Veja vídeo – Jayme chora após derrota, vê desonestidade e critica “traidores”

Senador amargou derrota durante convenção do UB e teve projeto ao Governo barrado pelo partido.

Veja vídeo – Jayme chora após derrota, vê desonestidade e critica “traidores”
Foto: Reprodução

Gabriel Rodrigues e Patrícia Sanches | RDNews

O senador Jayme Campos não escondeu o descontentamento após ser vetado de disputar o Governo de Mato Grosso pelo União Brasil durante a convenção estadual nesta quinta-feira (30), apontando que enfrentou uma luta desigual nos bastidores para que o partido caminhasse com o governador Otaviano Pivetta (Republicanos).

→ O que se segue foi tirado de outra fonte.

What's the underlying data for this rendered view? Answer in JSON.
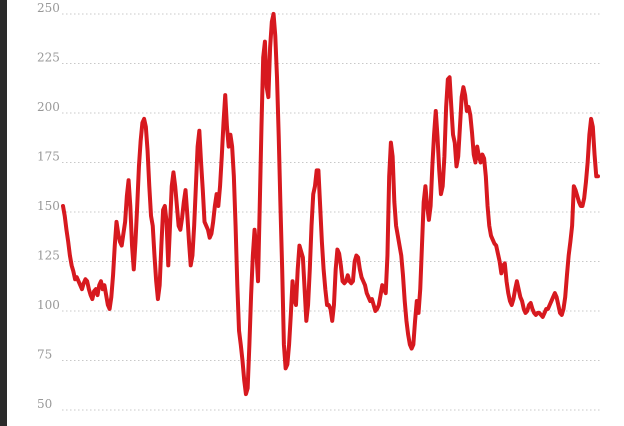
{
  "chart_data": {
    "type": "line",
    "title": "",
    "xlabel": "",
    "ylabel": "",
    "ylim": [
      50,
      250
    ],
    "y_ticks": [
      250,
      225,
      200,
      175,
      150,
      125,
      100,
      75,
      50
    ],
    "grid": "horizontal dotted",
    "legend": "none",
    "series": [
      {
        "color": "#d7191f",
        "values": [
          150,
          145,
          138,
          132,
          125,
          120,
          117,
          113,
          114,
          112,
          110,
          108,
          111,
          113,
          112,
          108,
          105,
          103,
          107,
          108,
          105,
          110,
          112,
          108,
          110,
          105,
          100,
          98,
          104,
          115,
          130,
          142,
          136,
          132,
          130,
          136,
          142,
          155,
          163,
          150,
          130,
          118,
          132,
          150,
          170,
          183,
          192,
          194,
          190,
          178,
          160,
          145,
          140,
          125,
          112,
          103,
          110,
          130,
          148,
          150,
          142,
          120,
          140,
          160,
          167,
          160,
          150,
          140,
          138,
          144,
          152,
          158,
          146,
          132,
          120,
          125,
          140,
          160,
          180,
          188,
          172,
          158,
          142,
          140,
          138,
          134,
          136,
          142,
          150,
          156,
          150,
          160,
          175,
          192,
          206,
          190,
          180,
          186,
          180,
          165,
          140,
          110,
          87,
          80,
          72,
          62,
          55,
          58,
          80,
          105,
          125,
          138,
          128,
          112,
          150,
          190,
          225,
          233,
          210,
          205,
          230,
          243,
          247,
          236,
          215,
          185,
          150,
          118,
          80,
          68,
          70,
          80,
          95,
          112,
          103,
          100,
          118,
          130,
          127,
          124,
          108,
          92,
          100,
          118,
          140,
          156,
          160,
          168,
          168,
          150,
          132,
          118,
          108,
          100,
          100,
          98,
          92,
          100,
          118,
          128,
          126,
          120,
          112,
          111,
          112,
          115,
          112,
          111,
          112,
          122,
          125,
          124,
          118,
          114,
          112,
          110,
          106,
          104,
          102,
          103,
          100,
          97,
          98,
          100,
          105,
          110,
          108,
          106,
          125,
          165,
          182,
          175,
          152,
          140,
          135,
          130,
          125,
          115,
          102,
          92,
          85,
          80,
          78,
          80,
          92,
          102,
          96,
          108,
          130,
          152,
          160,
          150,
          143,
          150,
          170,
          186,
          198,
          185,
          168,
          156,
          160,
          175,
          200,
          214,
          215,
          200,
          186,
          182,
          170,
          175,
          190,
          205,
          210,
          206,
          198,
          200,
          196,
          187,
          176,
          172,
          180,
          175,
          172,
          176,
          174,
          165,
          150,
          140,
          135,
          133,
          131,
          130,
          126,
          122,
          116,
          120,
          121,
          112,
          106,
          102,
          100,
          103,
          108,
          112,
          108,
          104,
          102,
          98,
          96,
          97,
          100,
          101,
          98,
          96,
          95,
          96,
          96,
          95,
          94,
          96,
          98,
          98,
          100,
          102,
          104,
          106,
          104,
          100,
          96,
          95,
          98,
          104,
          115,
          125,
          132,
          140,
          160,
          158,
          155,
          152,
          150,
          150,
          154,
          162,
          172,
          186,
          194,
          190,
          176,
          165,
          165
        ]
      }
    ]
  }
}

Foram 30 votos para uma coligação com o Republicanos, 19 a favor de Jayme, uma abstenção e um voto nulo.

Durante o seu discurso pós-derrota, Jayme chorou ao valorizar a coragem do deputado estadual Dilmar Dal Bosco, um dos poucos a encampar de vez apoio ao projeto do partido. Assim, Jayme mirou na batalha que enfrentou ao se opor ao projeto do ex-governador Mauro Mendes, de apoiar Pivetta, mesmo ele não pertencendo à federação com UB e PP, afirmando que “prevaleceu o famoso rolo compressor, o poderio econômico”.

Não foi uma eleição tranquila, não. Não foi uma eleição transparente. Não foi uma eleição republicana. Ela nada mais foi do que a força do poder do Estado, sendo feito acordo às caladas da noite, buscando as pessoas mais fracas, aqueles que muitas vezes não têm personalidade, não têm dignidade, de pessoas que fazem, de qualquer mandato ou de quem quer que se use, muitas vezes um instrumento, ou seja, um balcão de negócio”, alegou – veja vídeo:

 

 

Deste modo, Jayme também reclamou dos “traidores” que teriam tramado e até se vendido durante a convenção: “Se enganam os meus adversários, os traíras e os traidores, Jayme nunca vai abaixar cabeça para ninguém. Jayme nunca ficará de joelho ou de quatro”.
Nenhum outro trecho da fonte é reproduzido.